Seven Democratic senators have said they regret calling on former Minnesota Sen. Al Franken to resign over accusations of sexual harassment.
In a new story in the New Yorker, investigative reporter Jane Mayer found a number of holes in the story of Franken’s primary accuser. In November 2017, a conservative talk-radio station released a photo of Franken pantomiming grabbing radio host Leeann Tweeden’s breasts while on a 2006 USO tour. That was followed by seven additional allegations of groping or unwanted kisses, eventually leading to 36 Democratic senators calling for him to step down despite the fact that both Franken and Tweeden were calling for an independent investigation.
Mayer talked to a number of the Democratic senators who urged Franken to step down, and seven regretted it, with Sen. Patrick Leahy saying it was “one of the biggest mistakes I’ve made” in his 45-year Senate career.
“If there’s one decision I’ve made that I would take back, it’s the decision to call for his resignation,” said former Sen. Heidi Heitkamp of North Dakota. “It was made in the heat of the moment, without concern for exactly what this was.”
“I made a mistake,” said Sen. Tom Udall of New Mexico. “I started having second thoughts shortly after he stepped down. He had the right to be heard by an independent investigative body. I’ve heard from people around my state, and around the country, saying that they think he got railroaded. It doesn’t seem fair. I’m a lawyer. I really believe in due process.”
When Mayer asked Franken if he regretted resigning, he replied, “Oh, yeah. Absolutely,” and expressed the wish that he had appeared before a Senate Ethics Committee hearing. While Sen. Kirsten Gillibrand of New York has faced much of the blame from donors for being one of the first Democrats to call for him to step down, Franken criticized Minority Leader Chuck Schumer for “not insisting to his caucus that an investigation was under way, and that due process required facts before a verdict.”
“Look, the Leader is called the Leader for a reason,” Franken said.
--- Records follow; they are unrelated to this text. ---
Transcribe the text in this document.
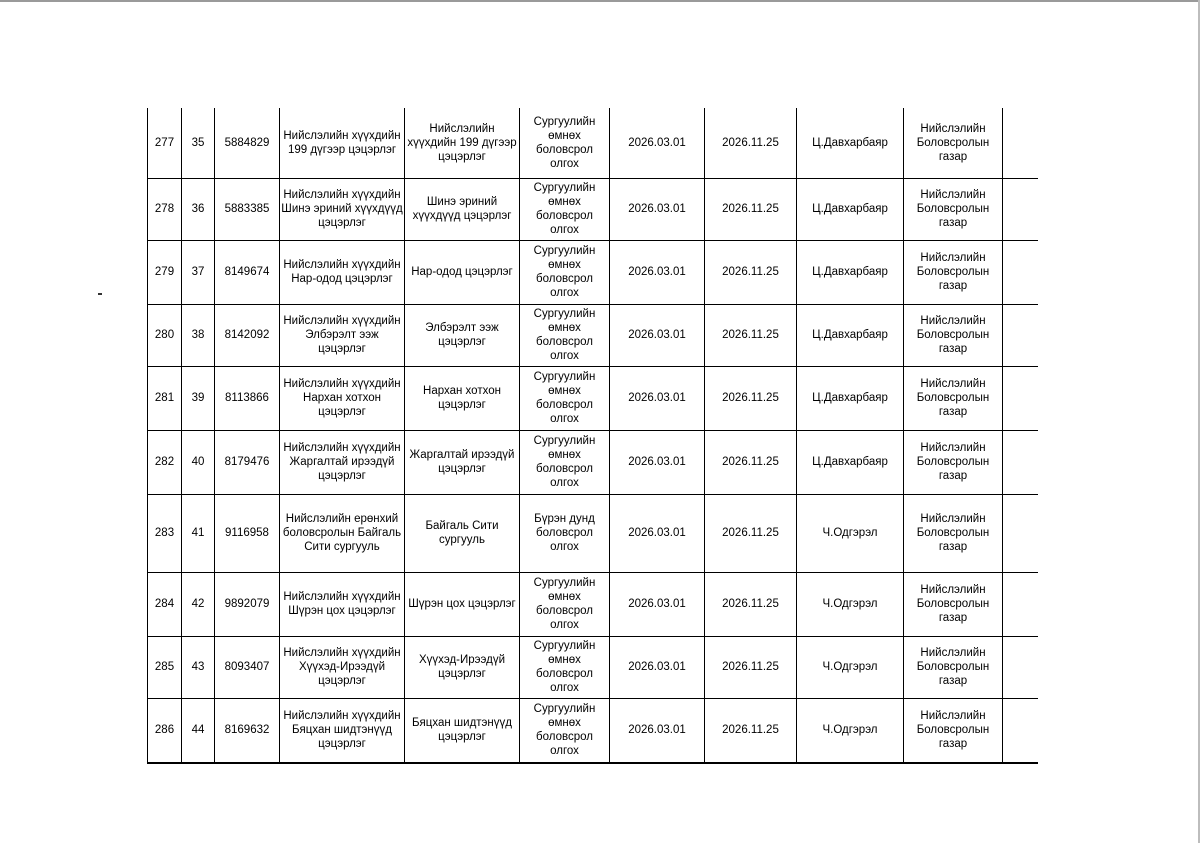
277	35	5884829	Нийслэлийн хүүхдийн 199 дүгээр цэцэрлэг	Нийслэлийн хүүхдийн 199 дүгээр цэцэрлэг	Сургуулийн өмнөх боловсрол олгох	2026.03.01	2026.11.25	Ц.Давхарбаяр	Нийслэлийн Боловсролын газар	
278	36	5883385	Нийслэлийн хүүхдийн Шинэ эриний хүүхдүүд цэцэрлэг	Шинэ эриний хүүхдүүд цэцэрлэг	Сургуулийн өмнөх боловсрол олгох	2026.03.01	2026.11.25	Ц.Давхарбаяр	Нийслэлийн Боловсролын газар	
279	37	8149674	Нийслэлийн хүүхдийн Нар-одод цэцэрлэг	Нар-одод цэцэрлэг	Сургуулийн өмнөх боловсрол олгох	2026.03.01	2026.11.25	Ц.Давхарбаяр	Нийслэлийн Боловсролын газар	
280	38	8142092	Нийслэлийн хүүхдийн Элбэрэлт ээж цэцэрлэг	Элбэрэлт ээж цэцэрлэг	Сургуулийн өмнөх боловсрол олгох	2026.03.01	2026.11.25	Ц.Давхарбаяр	Нийслэлийн Боловсролын газар	
281	39	8113866	Нийслэлийн хүүхдийн Нархан хотхон цэцэрлэг	Нархан хотхон цэцэрлэг	Сургуулийн өмнөх боловсрол олгох	2026.03.01	2026.11.25	Ц.Давхарбаяр	Нийслэлийн Боловсролын газар	
282	40	8179476	Нийслэлийн хүүхдийн Жаргалтай ирээдүй цэцэрлэг	Жаргалтай ирээдүй цэцэрлэг	Сургуулийн өмнөх боловсрол олгох	2026.03.01	2026.11.25	Ц.Давхарбаяр	Нийслэлийн Боловсролын газар	
283	41	9116958	Нийслэлийн ерөнхий боловсролын Байгаль Сити сургууль	Байгаль Сити сургууль	Бүрэн дунд боловсрол олгох	2026.03.01	2026.11.25	Ч.Одгэрэл	Нийслэлийн Боловсролын газар	
284	42	9892079	Нийслэлийн хүүхдийн Шүрэн цох цэцэрлэг	Шүрэн цох цэцэрлэг	Сургуулийн өмнөх боловсрол олгох	2026.03.01	2026.11.25	Ч.Одгэрэл	Нийслэлийн Боловсролын газар	
285	43	8093407	Нийслэлийн хүүхдийн Хүүхэд-Ирээдүй цэцэрлэг	Хүүхэд-Ирээдүй цэцэрлэг	Сургуулийн өмнөх боловсрол олгох	2026.03.01	2026.11.25	Ч.Одгэрэл	Нийслэлийн Боловсролын газар	
286	44	8169632	Нийслэлийн хүүхдийн Бяцхан шидтэнүүд цэцэрлэг	Бяцхан шидтэнүүд цэцэрлэг	Сургуулийн өмнөх боловсрол олгох	2026.03.01	2026.11.25	Ч.Одгэрэл	Нийслэлийн Боловсролын газар	
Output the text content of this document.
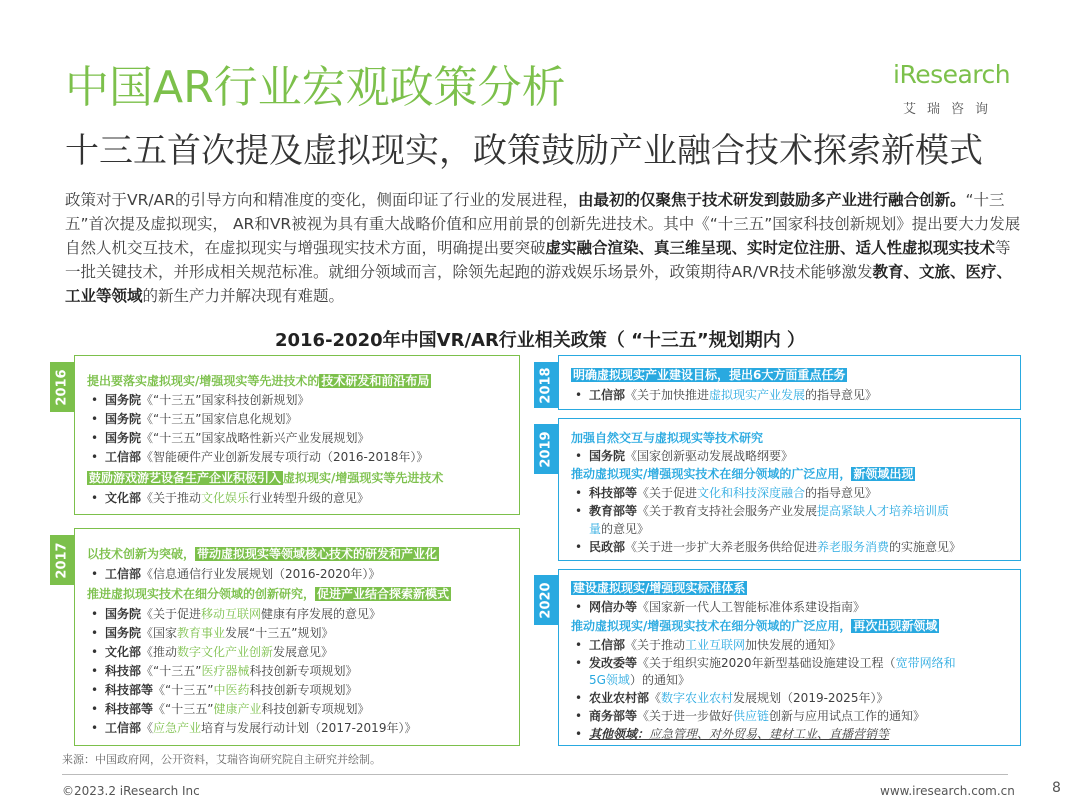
中国AR行业宏观政策分析
十三五首次提及虚拟现实，政策鼓励产业融合技术探索新模式
iResearch
艾瑞咨询
政策对于VR/AR的引导方向和精准度的变化，侧面印证了行业的发展进程，由最初的仅聚焦于技术研发到鼓励多产业进行融合创新。“十三五”首次提及虚拟现实， AR和VR被视为具有重大战略价值和应用前景的创新先进技术。其中《“十三五”国家科技创新规划》提出要大力发展自然人机交互技术，在虚拟现实与增强现实技术方面，明确提出要突破虚实融合渲染、真三维呈现、实时定位注册、适人性虚拟现实技术等一批关键技术，并形成相关规范标准。就细分领域而言，除领先起跑的游戏娱乐场景外，政策期待AR/VR技术能够激发教育、文旅、医疗、工业等领域的新生产力并解决现有难题。
2016-2020年中国VR/AR行业相关政策（ “十三五”规划期内 ）
2016 提出要落实虚拟现实/增强现实等先进技术的 技术研发和前沿布局
• 国务院《“十三五”国家科技创新规划》
• 国务院《“十三五”国家信息化规划》
• 国务院《“十三五”国家战略性新兴产业发展规划》
• 工信部《智能硬件产业创新发展专项行动（2016-2018年）》
鼓励游戏游艺设备生产企业积极引入 虚拟现实/增强现实等先进技术
• 文化部《关于推动文化娱乐行业转型升级的意见》
2017 以技术创新为突破， 带动虚拟现实等领域核心技术的研发和产业化
• 工信部《信息通信行业发展规划（2016-2020年）》
推进虚拟现实技术在细分领域的创新研究， 促进产业结合探索新模式
• 国务院《关于促进移动互联网健康有序发展的意见》
• 国务院《国家教育事业发展“十三五”规划》
• 文化部《推动数字文化产业创新发展意见》
• 科技部《“十三五”医疗器械科技创新专项规划》
• 科技部等《“十三五”中医药科技创新专项规划》
• 科技部等《“十三五”健康产业科技创新专项规划》
• 工信部《应急产业培育与发展行动计划（2017-2019年）》
2018 明确虚拟现实产业建设目标，提出6大方面重点任务
• 工信部《关于加快推进虚拟现实产业发展的指导意见》
2019 加强自然交互与虚拟现实等技术研究
• 国务院《国家创新驱动发展战略纲要》
推动虚拟现实/增强现实技术在细分领域的广泛应用， 新领域出现
• 科技部等《关于促进文化和科技深度融合的指导意见》
• 教育部等《关于教育支持社会服务产业发展提高紧缺人才培养培训质
量的意见》
• 民政部《关于进一步扩大养老服务供给促进养老服务消费的实施意见》
2020 建设虚拟现实/增强现实标准体系
• 网信办等《国家新一代人工智能标准体系建设指南》
推动虚拟现实/增强现实技术在细分领域的广泛应用， 再次出现新领域
• 工信部《关于推动工业互联网加快发展的通知》
• 发改委等《关于组织实施2020年新型基础设施建设工程（宽带网络和
5G领域）的通知》
• 农业农村部《数字农业农村发展规划（2019-2025年）》
• 商务部等《关于进一步做好供应链创新与应用试点工作的通知》
• 其他领域：应急管理、对外贸易、建材工业、直播营销等
来源：中国政府网，公开资料，艾瑞咨询研究院自主研究并绘制。
©2023.2 iResearch Inc	www.iresearch.com.cn	8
Franken resigned three weeks after the allegations first arose and was replaced by Democrat Tina Smith, who won reelection in 2018.
At the time of the Franken accusations, the #MeToo movement had just started, following the October 2017 reporting on producer Harvey Weinstein’s alleged sexual abuse. A special election for a Senate seat in Alabama was set for Dec. 12, with Democrat Doug Jones running against Roy Moore, who was accused of serial sexual misconduct with young women. Less than a year later, the confirmation hearings for Supreme Court Justice Brett Kavanaugh, who was accused of sexual assault, took place.
“I think I've said this before, but Al Franken remaining on the Judiciary Committee during the Kavanaugh hearings would have been a very ... interesting situation for the Democratic Party,” noted Mayer’s New Yorker colleague Osita Nwanevu.
According to Mayer’s story, parts of Tweeden’s accusations don’t hold up. Tweeden asserted that Franken wrote a skit expressly to allow him to kiss her, saying that the future senator said, “When I found out you were coming on this tour, I wrote a little scene, if you will, with you in it.” But Mayer found that exact skit was performed on previous USO tours, and two actresses who had previously performed it with Franken said they had done the same scene without incident.
Tweeden also alleged that Franken had an Army photographer take a photo of him mock-groping her while she slept on the plane and had it included on just her CD of images from the trip. According to Mayer’s reporting, others on the trip also received a CD with that photo on it.
While a number of Franken’s staffers and former “Saturday Night Live” colleagues told Mayer they had not seen him act inappropriately with women, there were seven additional allegations — two unnamed — of groping or unwanted kissing. Gillibrand said that with eight allegations, she felt Franken was entitled to request a process but that “he wasn’t entitled to me carrying his water, and defending him with my silence.”
“I’d do it again today,” said Gillibrand. “If a few wealthy donors are angry about that, it’s on them.”